Pemerintah Orde Baru membakukan pendekatannya terhadap realisasi otonomi daerah melalui UU No. 5 tahun 1974 tentang Pemerintahan di Daerah dengan menyebut bahwa otonomi lebih merupakan kewajiban daripada hak, sehingga kontrol Pemerintah Pusat terhadap daerah menjadi amat ketat. Proses desentralisasi dalam rangka otonomi kenyataannya justru mengalami kemandegan sejak diberlakukannya UU No.4 tahun 1974 itu. Pelaksanaan dekonsentrasi menjadi dominan dan hampir semua pembangunan direncanakan oleh Pemerintah Pusat dengan Bappenasnya, pembiayaan ditentukan oleh Pusat, pelaksananya Kepala Daerah yang sekaligus menjabat sebagai Gubernur, Bupati/ Walikota sebagai penguasa tunggal di daerahnya. Demikian halnya dalam pemilihan Gubernur, Bupati/Walikota selama Era UU No. 5 tahun 1974 itu, peranan pusat dangat dominan. Berbagai kritik dari daerah pun bermunculan. Beberapa usaha pemerintah untuk mengatasi berbagai kritik atas kemandegan tersebut dilakukan antara lain dengan meluncurkan Proyek Percontohan Otonomi Daerah (PPOD) melalui PP No. 8/ 1995, namun tidak berhasil pula. Tuntutan reformasi yang semakin nyaring tentang pentingnya otonomi daerah, menyebabkan pemerintah mengeluarkan UU No. 22 tahun 1999 tentang Pemerintahan Daerah yang sekarang banyak dibicarakan ini.

B. Nasionalisme dalam Konteks Negara Bangsa
Munurut Hans Kohn (1984), nasionalisme adalah suatu paham yang berpendapat bahwa kesetiaan tertinggi individu harus diserahkan kepada negara kebangsaan. Perasaan sangat mendalam akan suatu ikatan yang erat dengan tanah tumpah darahnya, dengan tradisi setempat, dan penguasa-penguasa resmi di daerahnya selalu ada di sepanjang sejarah dengan kekuatan yang berbeda-beda. Akan tetapi baru pada akhir abad XVIII, nasionalisme menjadi suatu perasaan yang diakui secara umum. Nasionalisme itu makin lama makin kuat peranannya dalam membentuk semua segi kehidupan, baik yang bersifat umum maupun yang bersifat pribadi. Kemudian pada akhir-akhir ini telah berlaku syarat bahwasannya setiap bangsa harus membentuk suatu negara, negaranya sendiri,dan bahwa negara itu harus meliputi seluruh bangsa. Unsur yang terpenting dalam nasionalisme adalah adanya kemauan bersama untuk hidup bersama secara nyata sebagai suatu nation. Tentang naston atau bangsa, dijelaskan oleh Ernest Renan, bahwa nation adalah mereka yang mempunyai le desire d’etre ensemble, hasrat kuat untuk hidup bersama.
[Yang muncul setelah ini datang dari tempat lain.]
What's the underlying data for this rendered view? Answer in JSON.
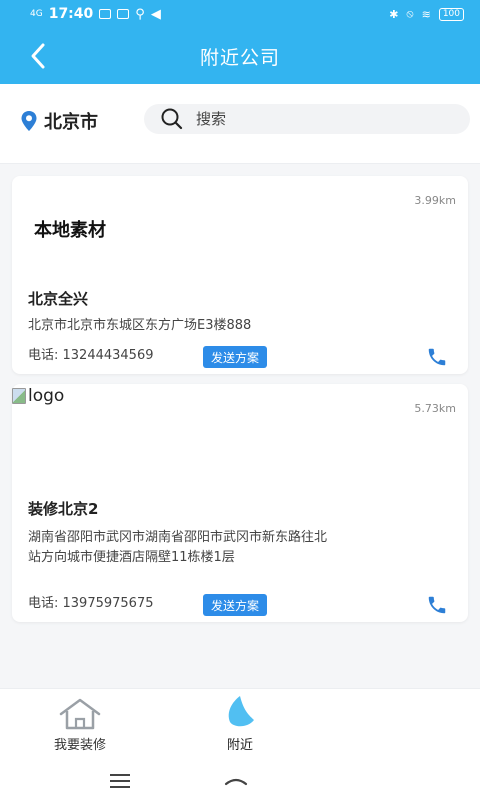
{
  "status_bar": {
    "network": "4G",
    "time": "17:40",
    "battery": "100"
  },
  "header": {
    "title": "附近公司"
  },
  "search": {
    "city": "北京市",
    "placeholder": "搜索"
  },
  "companies": [
    {
      "logo_text": "本地素材",
      "distance": "3.99km",
      "name": "北京全兴",
      "address": "北京市北京市东城区东方广场E3楼888",
      "phone": "电话: 13244434569",
      "action_label": "发送方案"
    },
    {
      "logo_text": "logo",
      "distance": "5.73km",
      "name": "装修北京2",
      "address": "湖南省邵阳市武冈市湖南省邵阳市武冈市新东路往北站方向城市便捷酒店隔壁11栋楼1层",
      "phone": "电话: 13975975675",
      "action_label": "发送方案"
    }
  ],
  "bottom_nav": {
    "items": [
      {
        "label": "我要装修",
        "icon": "home-icon"
      },
      {
        "label": "附近",
        "icon": "location-icon"
      }
    ]
  },
  "colors": {
    "primary": "#33b4f0",
    "button": "#2d8ce8",
    "phone_icon": "#2d7fd6"
  }
}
Dalam perkembangannya nasionalisme itu tidak lepas dari konteks sejarahnya. Oleh karena itu ingatan kolektif suatu bangsa yang berasal dari ingatan kolektif lokal sangat berperan dalam membentuk nasionalisme. Bagi bangsa Indonesia, nasionalisme yang berkembang mempunyai dua sifat kesamaan, yaitu faktor solidaritas atas persatuan Indonesia yang menjembatani berbagai macam perbedaan daerah dan mempunyai unsur konflik (penentangan) terhadap kelompok-kelompok sosial tertentu yang dirasakan asing dan aneh. Kaum nasionalis menggerakkan kekuatannya terhadap dua hal, yaitu terhadap dominasi kekuasaan kolonial dan terhadap penguasa tradisional yang sangat feodalistis.
Nasionalisme tidak bisa dilepaskan dengan demokrasi karena keduanya menunjukkan adanya “benang merah” bahwa nasionalisme dan demokrasi merupakan kristalisasi dan institusionalisasi dari tahap lanjut perkembangan kehidupan manusia dalam bidang intelektual, ekonomi, dan politik. Jadi, wajah nasionalisme yang akan muncul banyak dipengaruhi oleh kinerja pemerintah yang sedang berkuasa dan kondisi rakyat sendiri. Nasionalisme bisa menjelma menjadi konflik, gerakan protes, dan berbagai bentuk penentangan. Faktor pemicu yang paling efektif terhadap perubahan itu adalah munculnya ketidakadilan. Kesadaran akan adanya ketidakadilan ini akan mempengaruhi legitimasi pemerintah yang selanjutnya akan mengubah hubungan antara pemerintah dengan yang diperintah. Jika pemerintah tidak mampu melaksanakan tugasnya dengan baik, sehingga menimbulkan kesengsaraan rakyat, maka rakyat akan melakukan protes.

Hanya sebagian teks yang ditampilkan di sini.